Research about GenAI-generated marketing materials has not received enough controlled studies to understand how consumers react to these materials (Ribeiro, 2025). The existing research about algorithmic transparency focuses on technical domains while using qualitative methods to study deepfake and AI-generated image responses (Huschens et al., 2023; Whittaker, 2025). The current research lacks quantitative studies which evaluate human-made marketing content against AI-generated content while participants receive either full disclosure or no information about the content origin (Zhang, 2025; Kostrz, 2024). The available research about AI marketing ethics lacks sufficient data from developing nations including India (NYIT News, 2024). The research conducts a mixed-method SLR and pre/post experimental design to establish new evidence about AI marketing ethics.

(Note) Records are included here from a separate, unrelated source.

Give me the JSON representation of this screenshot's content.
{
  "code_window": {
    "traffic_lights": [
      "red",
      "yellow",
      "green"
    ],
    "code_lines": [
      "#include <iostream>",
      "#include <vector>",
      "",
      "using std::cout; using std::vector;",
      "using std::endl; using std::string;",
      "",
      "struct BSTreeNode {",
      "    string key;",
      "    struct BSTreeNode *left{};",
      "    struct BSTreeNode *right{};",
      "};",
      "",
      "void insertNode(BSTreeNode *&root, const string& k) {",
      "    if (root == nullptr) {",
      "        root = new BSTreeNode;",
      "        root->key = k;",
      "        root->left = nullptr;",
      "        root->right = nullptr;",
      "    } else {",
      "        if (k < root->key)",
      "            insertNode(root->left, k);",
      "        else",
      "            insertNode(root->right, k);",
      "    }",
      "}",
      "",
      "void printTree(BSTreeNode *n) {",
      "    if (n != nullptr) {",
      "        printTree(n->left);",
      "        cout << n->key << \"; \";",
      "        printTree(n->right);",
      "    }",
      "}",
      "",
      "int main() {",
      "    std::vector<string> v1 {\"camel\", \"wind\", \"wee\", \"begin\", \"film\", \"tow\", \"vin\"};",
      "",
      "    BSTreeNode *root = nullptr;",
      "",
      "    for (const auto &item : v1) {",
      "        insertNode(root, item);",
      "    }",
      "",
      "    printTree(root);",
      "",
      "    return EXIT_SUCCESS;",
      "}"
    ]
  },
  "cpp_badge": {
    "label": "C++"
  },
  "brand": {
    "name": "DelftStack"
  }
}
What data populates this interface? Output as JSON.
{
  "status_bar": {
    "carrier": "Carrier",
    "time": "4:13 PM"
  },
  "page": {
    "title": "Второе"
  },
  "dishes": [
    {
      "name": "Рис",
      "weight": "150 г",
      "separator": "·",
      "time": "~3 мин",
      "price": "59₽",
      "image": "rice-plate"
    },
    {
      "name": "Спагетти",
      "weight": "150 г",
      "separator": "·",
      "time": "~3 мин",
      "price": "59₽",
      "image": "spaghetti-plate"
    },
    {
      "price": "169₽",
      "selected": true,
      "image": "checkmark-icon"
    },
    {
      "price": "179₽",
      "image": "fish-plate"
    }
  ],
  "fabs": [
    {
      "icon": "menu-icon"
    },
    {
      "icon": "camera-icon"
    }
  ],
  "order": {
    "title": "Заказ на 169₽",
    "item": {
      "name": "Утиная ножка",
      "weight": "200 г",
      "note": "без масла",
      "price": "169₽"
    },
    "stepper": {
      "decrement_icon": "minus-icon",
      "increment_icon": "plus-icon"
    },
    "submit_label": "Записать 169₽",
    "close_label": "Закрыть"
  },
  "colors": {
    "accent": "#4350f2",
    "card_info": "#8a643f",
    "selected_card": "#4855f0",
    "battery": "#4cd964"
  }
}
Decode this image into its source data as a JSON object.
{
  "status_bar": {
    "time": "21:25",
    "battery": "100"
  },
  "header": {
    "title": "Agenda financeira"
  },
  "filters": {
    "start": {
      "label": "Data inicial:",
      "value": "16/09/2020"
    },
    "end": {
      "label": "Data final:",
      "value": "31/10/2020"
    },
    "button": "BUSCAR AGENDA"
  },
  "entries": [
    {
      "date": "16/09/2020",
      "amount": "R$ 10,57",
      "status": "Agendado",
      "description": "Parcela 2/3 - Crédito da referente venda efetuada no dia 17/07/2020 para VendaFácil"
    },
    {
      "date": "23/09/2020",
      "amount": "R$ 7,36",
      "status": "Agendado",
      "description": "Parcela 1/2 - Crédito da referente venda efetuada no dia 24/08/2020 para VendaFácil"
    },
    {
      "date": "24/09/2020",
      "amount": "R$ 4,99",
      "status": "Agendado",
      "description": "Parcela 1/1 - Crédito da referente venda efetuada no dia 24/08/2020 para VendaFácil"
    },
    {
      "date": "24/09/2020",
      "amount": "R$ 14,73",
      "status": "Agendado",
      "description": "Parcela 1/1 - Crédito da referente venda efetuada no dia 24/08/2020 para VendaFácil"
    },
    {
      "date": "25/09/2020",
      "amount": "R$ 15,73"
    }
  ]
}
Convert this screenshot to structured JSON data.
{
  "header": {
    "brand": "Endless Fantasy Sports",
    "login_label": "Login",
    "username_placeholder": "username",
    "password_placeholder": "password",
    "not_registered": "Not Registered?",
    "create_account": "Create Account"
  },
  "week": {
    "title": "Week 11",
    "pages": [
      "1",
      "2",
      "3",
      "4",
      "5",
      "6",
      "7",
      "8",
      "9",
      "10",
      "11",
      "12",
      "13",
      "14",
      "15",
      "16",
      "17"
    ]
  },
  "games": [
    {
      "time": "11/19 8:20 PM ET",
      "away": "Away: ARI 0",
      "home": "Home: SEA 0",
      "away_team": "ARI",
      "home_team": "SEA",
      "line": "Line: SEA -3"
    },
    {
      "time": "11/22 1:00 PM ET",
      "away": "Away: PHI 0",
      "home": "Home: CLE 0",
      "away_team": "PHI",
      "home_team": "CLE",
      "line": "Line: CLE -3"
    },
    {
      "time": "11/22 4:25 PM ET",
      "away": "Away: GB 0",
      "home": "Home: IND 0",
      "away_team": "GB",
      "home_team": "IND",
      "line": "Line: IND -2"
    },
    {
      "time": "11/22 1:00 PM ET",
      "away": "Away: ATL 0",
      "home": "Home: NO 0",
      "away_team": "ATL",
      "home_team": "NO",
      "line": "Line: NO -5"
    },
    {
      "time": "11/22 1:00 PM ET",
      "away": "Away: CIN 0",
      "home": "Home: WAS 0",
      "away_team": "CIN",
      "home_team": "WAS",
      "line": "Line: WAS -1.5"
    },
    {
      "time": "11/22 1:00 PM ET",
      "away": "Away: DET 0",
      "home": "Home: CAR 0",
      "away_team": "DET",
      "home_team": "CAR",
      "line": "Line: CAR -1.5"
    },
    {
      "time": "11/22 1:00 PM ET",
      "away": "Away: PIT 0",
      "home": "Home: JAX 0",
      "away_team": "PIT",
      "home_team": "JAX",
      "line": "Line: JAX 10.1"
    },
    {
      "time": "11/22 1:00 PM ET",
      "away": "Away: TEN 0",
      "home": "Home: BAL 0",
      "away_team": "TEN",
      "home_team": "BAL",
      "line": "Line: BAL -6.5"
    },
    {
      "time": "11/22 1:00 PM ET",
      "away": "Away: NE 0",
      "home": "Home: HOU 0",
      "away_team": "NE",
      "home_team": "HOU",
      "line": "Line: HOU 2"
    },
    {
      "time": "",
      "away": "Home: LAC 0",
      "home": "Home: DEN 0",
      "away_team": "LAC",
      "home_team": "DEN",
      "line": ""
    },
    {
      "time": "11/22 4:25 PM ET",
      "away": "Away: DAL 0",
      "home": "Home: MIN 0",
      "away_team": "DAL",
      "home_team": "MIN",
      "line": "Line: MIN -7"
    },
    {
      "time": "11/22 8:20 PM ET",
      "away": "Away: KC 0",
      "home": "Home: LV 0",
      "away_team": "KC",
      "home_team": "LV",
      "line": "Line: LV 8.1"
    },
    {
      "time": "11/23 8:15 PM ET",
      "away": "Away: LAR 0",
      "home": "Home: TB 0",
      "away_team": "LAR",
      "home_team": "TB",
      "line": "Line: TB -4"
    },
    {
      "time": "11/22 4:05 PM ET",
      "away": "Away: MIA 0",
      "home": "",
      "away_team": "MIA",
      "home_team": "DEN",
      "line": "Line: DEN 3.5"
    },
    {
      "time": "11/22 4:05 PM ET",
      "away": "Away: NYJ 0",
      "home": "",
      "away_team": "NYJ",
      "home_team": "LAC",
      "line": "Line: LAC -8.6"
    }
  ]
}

REVIEW OF LITERATURE: CONSTRUCTS / RESEARCH VARIABLES

Perceived Usefulness (PU)

The perception of usefulness among consumers indicates their belief that AI-generated marketing content enhances message value and delivery speed (Haleem, 2022; Ribeiro, 2025). The implementation of AI personalization technology leads to better customer engagement because it delivers customized promotions and fast response times (Teepapal, 2025). The positive impact of usefulness on trust will not persist when users doubt that the content contains false information or deceptive elements (Wikipedia, 2023; DALIM ES, 2025). Research shows that brand perception benefits from PU but authenticity acts as a factor that controls this positive relationship (Kostrz, 2024).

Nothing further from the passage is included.